Status is critical if less than 5 (-c 5) emails (--search emails) were archived within a day by the the profile with the ID 7" (--profile 7). A warning is issued when less than 20 emails were archived.

Monitoring of licenced users

The check_mailstorelicence-script from the scripting-pakage, can be used to monitor the existing users in MailStore with Nagios/Icinga. No external arguments can be used, all configuration has to be done inside the file.

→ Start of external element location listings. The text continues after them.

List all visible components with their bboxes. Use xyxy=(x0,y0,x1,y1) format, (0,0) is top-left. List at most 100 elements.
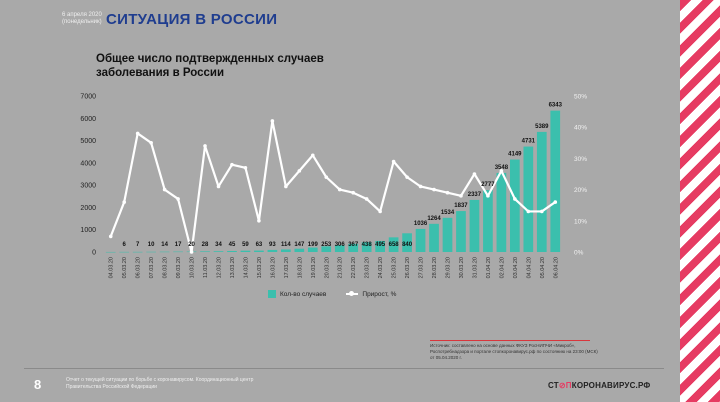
x-tick-label: 02.04.20 xyxy=(499,257,505,278)
x-tick-label: 06.04.20 xyxy=(553,257,559,278)
growth-point xyxy=(553,200,558,204)
bar xyxy=(132,251,143,253)
growth-point xyxy=(486,194,490,198)
growth-point xyxy=(257,219,261,223)
bar xyxy=(254,250,264,252)
bar-data-label: 1534 xyxy=(441,210,455,216)
x-tick-label: 05.04.20 xyxy=(540,257,546,278)
legend-swatch-line xyxy=(346,291,359,296)
bar xyxy=(281,249,291,252)
growth-point xyxy=(216,184,221,189)
x-tick-label: 30.03.20 xyxy=(459,257,465,278)
y-left-tick-label: 5000 xyxy=(80,138,96,145)
x-tick-label: 27.03.20 xyxy=(419,257,425,278)
growth-point xyxy=(149,141,153,145)
bar-data-label: 6343 xyxy=(549,103,563,109)
growth-point xyxy=(418,184,423,189)
bar-data-label: 1264 xyxy=(427,216,441,222)
bar xyxy=(334,245,345,252)
growth-point xyxy=(135,131,140,136)
growth-point xyxy=(310,153,315,158)
x-tick-label: 21.03.20 xyxy=(338,257,344,278)
x-tick-label: 04.03.20 xyxy=(109,257,115,278)
bar-data-label: 114 xyxy=(281,242,291,248)
y-left-tick-label: 0 xyxy=(92,250,96,257)
growth-point xyxy=(526,209,531,214)
bar xyxy=(200,251,210,252)
decorative-stripes xyxy=(680,0,720,402)
bar-data-label: 306 xyxy=(335,242,346,248)
growth-point xyxy=(230,162,234,167)
growth-point xyxy=(297,169,302,173)
bar xyxy=(523,146,534,252)
x-tick-label: 09.03.20 xyxy=(176,257,182,278)
bar-data-label: 5389 xyxy=(535,124,549,130)
x-tick-label: 25.03.20 xyxy=(392,257,398,278)
bar-data-label: 199 xyxy=(308,242,319,248)
growth-point xyxy=(391,159,396,164)
growth-point xyxy=(513,197,517,201)
x-tick-label: 06.03.20 xyxy=(136,257,142,278)
bar-data-label: 7 xyxy=(136,242,140,248)
bar xyxy=(375,240,385,252)
growth-point xyxy=(539,209,544,214)
x-tick-label: 28.03.20 xyxy=(432,257,438,278)
x-tick-label: 20.03.20 xyxy=(324,257,330,278)
bar xyxy=(442,217,453,252)
bar-data-label: 3548 xyxy=(495,165,509,171)
bar xyxy=(119,251,130,253)
growth-point xyxy=(203,144,207,148)
y-right-tick-label: 40% xyxy=(574,125,587,132)
bar xyxy=(267,249,278,252)
y-left-tick-label: 1000 xyxy=(80,227,96,234)
bar-data-label: 2777 xyxy=(481,182,495,188)
y-right-tick-label: 0% xyxy=(574,250,584,257)
bar xyxy=(469,199,480,252)
growth-point xyxy=(162,187,167,192)
growth-point xyxy=(337,187,342,192)
growth-point xyxy=(378,209,382,214)
footer-text: Отчет о текущей ситуации по борьбе с кор… xyxy=(66,377,254,390)
bar xyxy=(321,246,332,252)
bar-data-label: 45 xyxy=(229,242,236,248)
legend-label-cases: Кол-во случаев xyxy=(280,290,327,298)
source-note: Источник: составлено на основе данных ФК… xyxy=(430,343,598,360)
growth-point xyxy=(459,194,463,198)
y-left-tick-label: 3000 xyxy=(80,183,96,190)
y-left-tick-label: 6000 xyxy=(80,116,96,123)
bar-data-label: 20 xyxy=(188,242,195,248)
x-tick-label: 19.03.20 xyxy=(311,257,317,278)
bar xyxy=(550,110,561,252)
source-divider xyxy=(430,340,590,341)
bar-data-label: 1837 xyxy=(454,203,468,209)
growth-point xyxy=(122,200,127,204)
y-right-tick-label: 30% xyxy=(574,156,587,163)
bar-data-label: 658 xyxy=(389,242,400,248)
chart-title: Общее число подтвержденных случаев забол… xyxy=(96,53,324,79)
legend-swatch-bar xyxy=(268,290,276,298)
growth-point xyxy=(284,184,288,189)
logo-part-2: КОРОНАВИРУС.РФ xyxy=(571,381,651,390)
x-tick-label: 22.03.20 xyxy=(351,257,357,278)
bar-data-label: 147 xyxy=(294,242,305,248)
brand-logo: СТ⊘ПКОРОНАВИРУС.РФ xyxy=(548,381,650,390)
bar xyxy=(415,228,426,252)
bar-data-label: 6 xyxy=(123,242,127,248)
growth-point xyxy=(445,190,450,195)
bar-data-label: 1036 xyxy=(414,221,428,227)
bar xyxy=(227,250,237,252)
growth-point xyxy=(364,197,369,201)
y-right-tick-label: 50% xyxy=(574,94,587,101)
bar xyxy=(307,247,318,252)
page-number: 8 xyxy=(34,377,42,392)
growth-point xyxy=(499,169,504,173)
bar-data-label: 253 xyxy=(321,242,332,248)
bar xyxy=(456,211,466,252)
bar-data-label: 495 xyxy=(375,242,386,248)
bar-data-label: 4731 xyxy=(522,139,536,145)
x-tick-label: 18.03.20 xyxy=(297,257,303,278)
bar-data-label: 14 xyxy=(161,242,168,248)
growth-point xyxy=(324,175,329,179)
x-tick-label: 11.03.20 xyxy=(203,257,209,278)
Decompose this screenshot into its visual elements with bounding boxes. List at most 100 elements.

If you synchronize your users from an external source, and more users than free licences should be created in one step, this monitoring will not holler, because it checks the existing users only and not the users that shall be created.

Command-Definition:

define command {
       command_name check_mailstorelicence
       command_line /usr/local/lib/nagios/plugins/check_mailstorelicence.py --host $ARG1$ --password $ARG2$ --licensed $ARG3$ --warning $ARG4$ --critical $ARG5$
       }

Nagios/Icinga with NSClient++

If you are already using monitoring software, such as Nagios/Icinga, Zabbix or HP OpenView, in your network, we recommend monitoring the results of the Windows task scheduler.

This example requires that in section [NRPE] of the file NSC.ini the parameter allow_arguments=1 is set. An alternative, and safer in public environments, is to define an alias under section External Alias]].

Under Nagios/Icinga the corresponding service check looks like this:

define service {
        use                             generic-service
        host_name                       mailstore.mydomain.tld
        service_description             Scheduled Tasks
        check_command                   check_nrpe!CheckTaskSched!filter="exit_code ne 0" "syntax=%title%: %exit_code%" "crit=>0"
}

The service check puts out a list of all scheduled tasks in the Windows task scheduler whose exit code is unequal to zero. If there is more than one event, the check status Critical is set. The return contains a list of all tasks with exit codes unequal to zero and their exit codes.